I keep gaining and losing weight all through the rest of my childhood. Sometimes I get scared, because I read about how dangerous it is for your weight to go up and down. It's called “yo-yo dieting”, and it's way worse than just staying fat and being done with it. But I can't seem to help myself. I go on Diet Watchers, and suddenly there's all these foods I can't eat. I can't just give them up forever, can I? I mean who doesn't eat a slice of cake on their birthday? Who doesn't have a couple slices of pizza and a soda, when the family goes to the Pizza Parlor?

Then when I'm like 15, I discover this book that's called Fat Power, and it is the most incredible book in the world. It says that being fat isn't the same thing as being bad. Fat is just a way some people are shaped, and the ones with the problem are all the skinny people who give a lot of hate to them. I love that book. It makes me feel happy in a way no other book ever has in my entire life. After I read it, I decide I'm never going to go on another diet again. If the natural way for my body to be is fat, then let me be fat. It's up to other people to learn to accept me. I give up even trying at Diet Watchers, and when Mama finds new crash diets that she wants us to try together, I say “no thank you, I'm not going to diet any more.”


Only after I stop, I don't really know how I'm supposed to eat. I can't eat everything I love, can I? I mean isn't there a limit?  But if there is a limit, what is it?  How do I know when to stop, which foods to eat and which ones to leave alone?
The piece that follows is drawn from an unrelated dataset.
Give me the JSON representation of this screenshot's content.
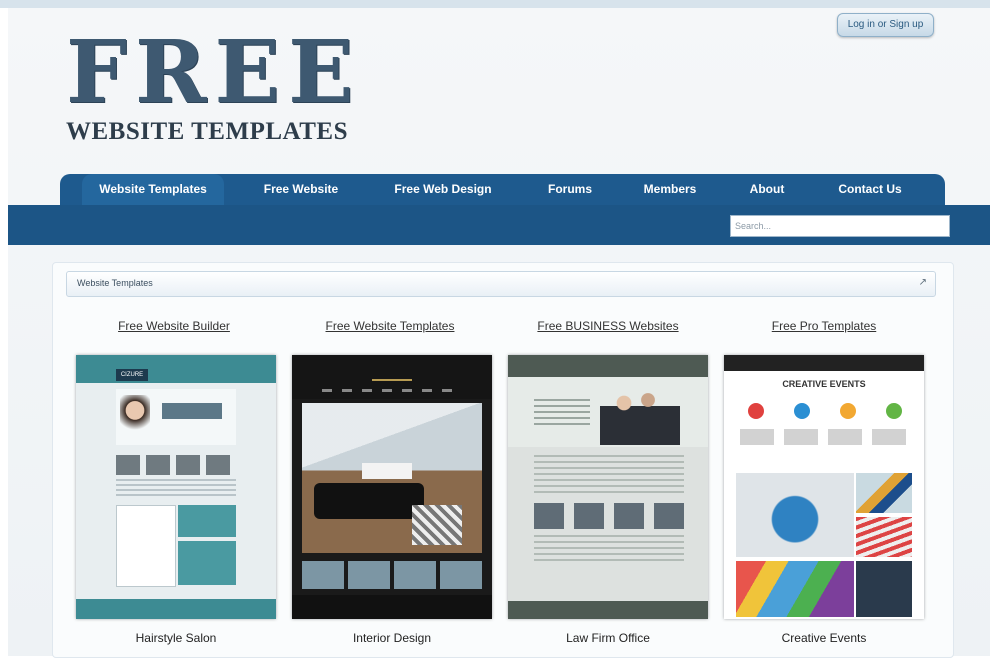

For a long time after I stop dieting,  I eat a lot. I buy sacks of Autumn Mix after school in September, and finish them before I get home. I buy marshmallow-filled candy eggs and chew them one after another, all the way through Easter weekend. I make Christmas cookies with extra candy chips in them in the winter, and apple pies and pineapple upside-down cakes in the summer, and sometimes I don't even make them to share.   I still eat whatever Mama's made for supper as well, big servings of it, and seconds too, unless she starts looking at me funny.
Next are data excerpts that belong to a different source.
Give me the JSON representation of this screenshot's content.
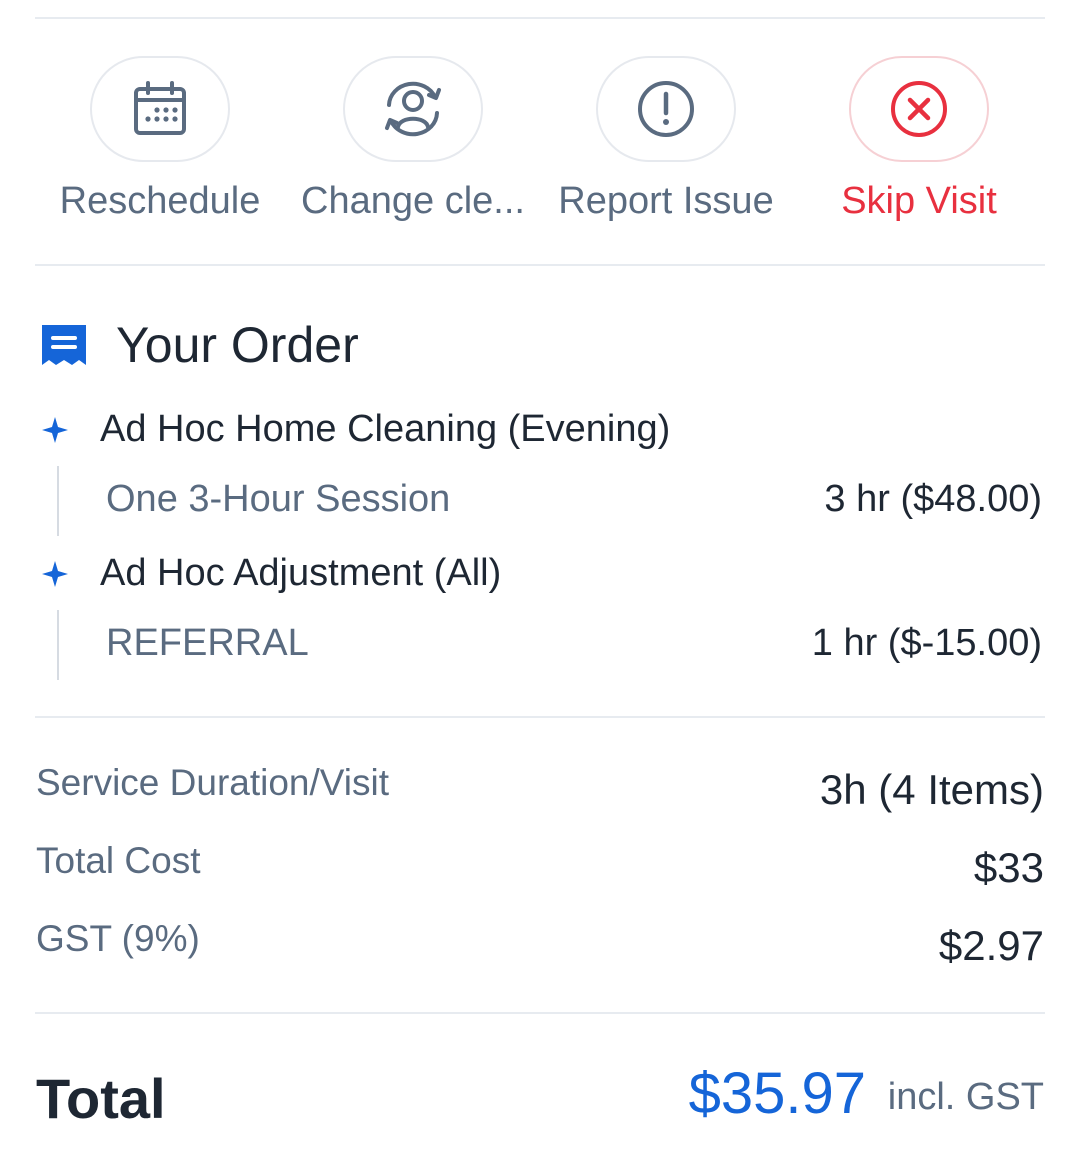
{
  "actions": [
    {
      "label": "Reschedule",
      "icon": "calendar-icon"
    },
    {
      "label": "Change cle...",
      "icon": "change-cleaner-icon"
    },
    {
      "label": "Report Issue",
      "icon": "exclamation-circle-icon"
    },
    {
      "label": "Skip Visit",
      "icon": "x-circle-icon",
      "color": "#e8303f"
    }
  ],
  "order": {
    "title": "Your Order",
    "icon": "receipt-icon",
    "items": [
      {
        "name": "Ad Hoc Home Cleaning (Evening)",
        "sub_name": "One 3-Hour Session",
        "sub_value": "3 hr ($48.00)"
      },
      {
        "name": "Ad Hoc Adjustment (All)",
        "sub_name": "REFERRAL",
        "sub_value": "1 hr ($-15.00)"
      }
    ]
  },
  "summary": {
    "duration_label": "Service Duration/Visit",
    "duration_value": "3h (4 Items)",
    "total_cost_label": "Total Cost",
    "total_cost_value": "$33",
    "gst_label": "GST (9%)",
    "gst_value": "$2.97"
  },
  "total": {
    "label": "Total",
    "amount": "$35.97",
    "note": "incl. GST"
  },
  "colors": {
    "accent": "#1565d8",
    "danger": "#e8303f",
    "text": "#1e2733",
    "muted": "#5a6b80"
  }
}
What it ends up coming down to, is that I eat all the foods that I love, and as much of them as I want, until I discover that my body has no set-point.  I am not one of these people who is going to get to a certain weight and just stay there, or if I am, it's some huge weight way past 200 pounds that I've always been too scared to let myself get to.  I weigh 155 pounds when I finish High School.  I weigh 175 when I graduate from college 4 years later.  At that point I get scared and start dieting again, and that just brings its own problems.